The widest muscle in the human body is the Latissimus Dorsi, or your lats. Some of boxing’s best knockout artists owe their KO percentages to their large wingspan. Sandy Saddler, Thomas Hearnes, and Felix Trinidad were are relatively slim fighters. But because of the wide, well-developed lat muscles they were capable of delivering every punch with (to quote Mike Tyson) “Bad Intentions.”
The lats attach at the spine, run the length of the vertebrae and connect to the upper arm. The lats are responsible for connecting a punch from the rotation of the core, turning the punch over and generating additional power. This is because your lats work together with the Gluteus Maximus, the largest muscle grouping in your body.
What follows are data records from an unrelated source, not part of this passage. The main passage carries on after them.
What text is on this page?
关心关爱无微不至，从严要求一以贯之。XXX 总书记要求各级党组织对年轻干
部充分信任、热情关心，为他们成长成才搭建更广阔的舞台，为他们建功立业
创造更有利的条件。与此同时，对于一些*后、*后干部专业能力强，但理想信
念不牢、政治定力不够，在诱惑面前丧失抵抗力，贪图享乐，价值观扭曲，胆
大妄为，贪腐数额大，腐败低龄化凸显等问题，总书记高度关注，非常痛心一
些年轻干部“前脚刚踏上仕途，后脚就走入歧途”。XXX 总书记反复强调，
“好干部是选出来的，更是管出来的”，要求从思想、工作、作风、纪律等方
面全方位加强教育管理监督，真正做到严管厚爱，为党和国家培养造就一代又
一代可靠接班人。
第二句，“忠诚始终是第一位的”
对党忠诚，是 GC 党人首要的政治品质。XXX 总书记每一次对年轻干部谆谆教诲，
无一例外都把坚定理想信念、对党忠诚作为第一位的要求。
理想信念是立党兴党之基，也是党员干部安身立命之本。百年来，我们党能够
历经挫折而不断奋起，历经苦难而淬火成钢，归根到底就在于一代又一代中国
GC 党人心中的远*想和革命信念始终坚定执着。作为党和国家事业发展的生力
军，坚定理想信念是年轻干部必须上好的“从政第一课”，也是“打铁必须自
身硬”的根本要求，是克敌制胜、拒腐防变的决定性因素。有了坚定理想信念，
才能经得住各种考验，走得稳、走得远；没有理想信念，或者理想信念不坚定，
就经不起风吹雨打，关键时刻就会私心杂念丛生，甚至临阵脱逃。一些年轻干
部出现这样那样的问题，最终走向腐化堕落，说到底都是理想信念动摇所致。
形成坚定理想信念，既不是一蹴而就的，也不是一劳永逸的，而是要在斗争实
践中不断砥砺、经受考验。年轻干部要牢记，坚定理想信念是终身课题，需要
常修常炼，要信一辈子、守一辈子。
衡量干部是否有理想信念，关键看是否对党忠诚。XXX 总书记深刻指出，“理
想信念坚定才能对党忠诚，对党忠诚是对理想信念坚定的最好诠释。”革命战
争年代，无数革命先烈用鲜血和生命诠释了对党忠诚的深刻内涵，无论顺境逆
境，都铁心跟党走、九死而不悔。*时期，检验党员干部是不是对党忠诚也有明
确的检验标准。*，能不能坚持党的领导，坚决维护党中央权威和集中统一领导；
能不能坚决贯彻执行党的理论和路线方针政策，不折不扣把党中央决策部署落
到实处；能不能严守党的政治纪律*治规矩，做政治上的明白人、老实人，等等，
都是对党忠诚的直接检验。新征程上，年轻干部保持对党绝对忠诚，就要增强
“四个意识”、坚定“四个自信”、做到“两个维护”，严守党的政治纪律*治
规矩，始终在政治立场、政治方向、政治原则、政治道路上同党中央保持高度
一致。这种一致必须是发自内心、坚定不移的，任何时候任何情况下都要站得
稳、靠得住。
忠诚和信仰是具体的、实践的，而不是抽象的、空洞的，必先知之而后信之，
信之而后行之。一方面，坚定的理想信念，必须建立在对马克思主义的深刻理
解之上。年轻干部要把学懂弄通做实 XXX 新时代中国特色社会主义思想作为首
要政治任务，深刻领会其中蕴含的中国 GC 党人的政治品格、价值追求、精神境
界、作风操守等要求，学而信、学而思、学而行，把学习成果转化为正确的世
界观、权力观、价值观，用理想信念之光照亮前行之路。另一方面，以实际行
These large muscles contribute to driving a punch from the ground-up, and is pivotal in the rotation that occurs when turning your punch.
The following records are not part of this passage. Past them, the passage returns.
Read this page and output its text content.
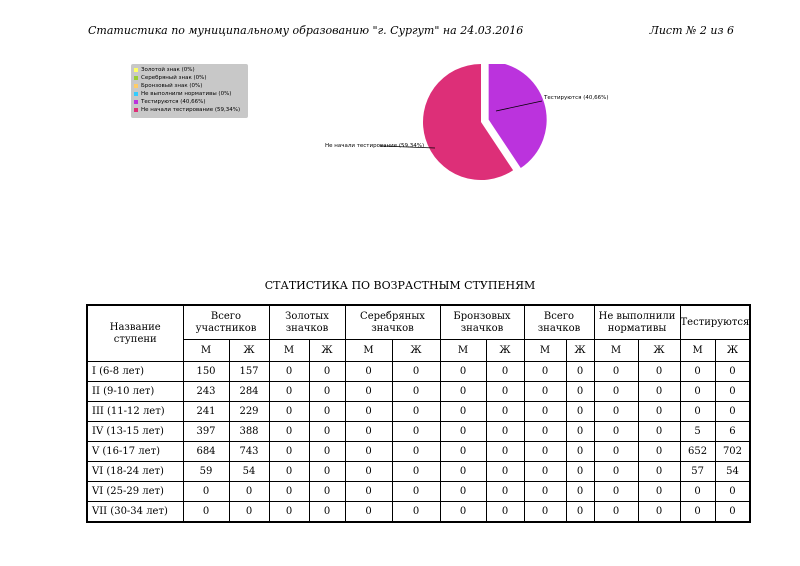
Статистика по муниципальному образованию "г. Сургут" на 24.03.2016	Лист № 2 из 6
Золотой знак (0%)
Серебряный знак (0%)
Бронзовый знак (0%)
Не выполнили нормативы (0%)
Тестируются (40,66%)
Не начали тестирование (59,34%)
Тестируются (40,66%)
Не начали тестирование (59,34%)
СТАТИСТИКА ПО ВОЗРАСТНЫМ СТУПЕНЯМ
Название ступени	Всего участников		Золотых значков		Серебряных значков		Бронзовых значков		Всего значков		Не выполнили нормативы		Тестируются	
	М	Ж	М	Ж	М	Ж	М	Ж	М	Ж	М	Ж	М	Ж
I (6-8 лет)	150	157	0	0	0	0	0	0	0	0	0	0	0	0
II (9-10 лет)	243	284	0	0	0	0	0	0	0	0	0	0	0	0
III (11-12 лет)	241	229	0	0	0	0	0	0	0	0	0	0	0	0
IV (13-15 лет)	397	388	0	0	0	0	0	0	0	0	0	0	5	6
V (16-17 лет)	684	743	0	0	0	0	0	0	0	0	0	0	652	702
VI (18-24 лет)	59	54	0	0	0	0	0	0	0	0	0	0	57	54
VI (25-29 лет)	0	0	0	0	0	0	0	0	0	0	0	0	0	0
VII (30-34 лет)	0	0	0	0	0	0	0	0	0	0	0	0	0	0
The figure above shows the lats on the left side of the image. You can see how the lats run all the way down to the top of the pelvic bowl, where they connect to the glutes (not shown). The lats are superficial muscles, sitting closer to the skin. The deeper layer of muscles are shown on the right side of the image. You can see that the Quadratus Lumborum runs right underneath the lowest reach of the lats.
The quadratus is the deepest running muscle of the posterior abdominal wall. This muscle also is responsible for trunk rotation when throwing your punches.
If you’ve been in Cappy’s gym recently, you may have heard the coaches talking about inner and outer body shapes working together. This is one example of that concept– getting the superficial and deep layer muscles to work in concert. When a boxer can master this, they discover how to transfer the momentum of their punch with the greatest of ease and efficiency, unlocking a new level of punching power!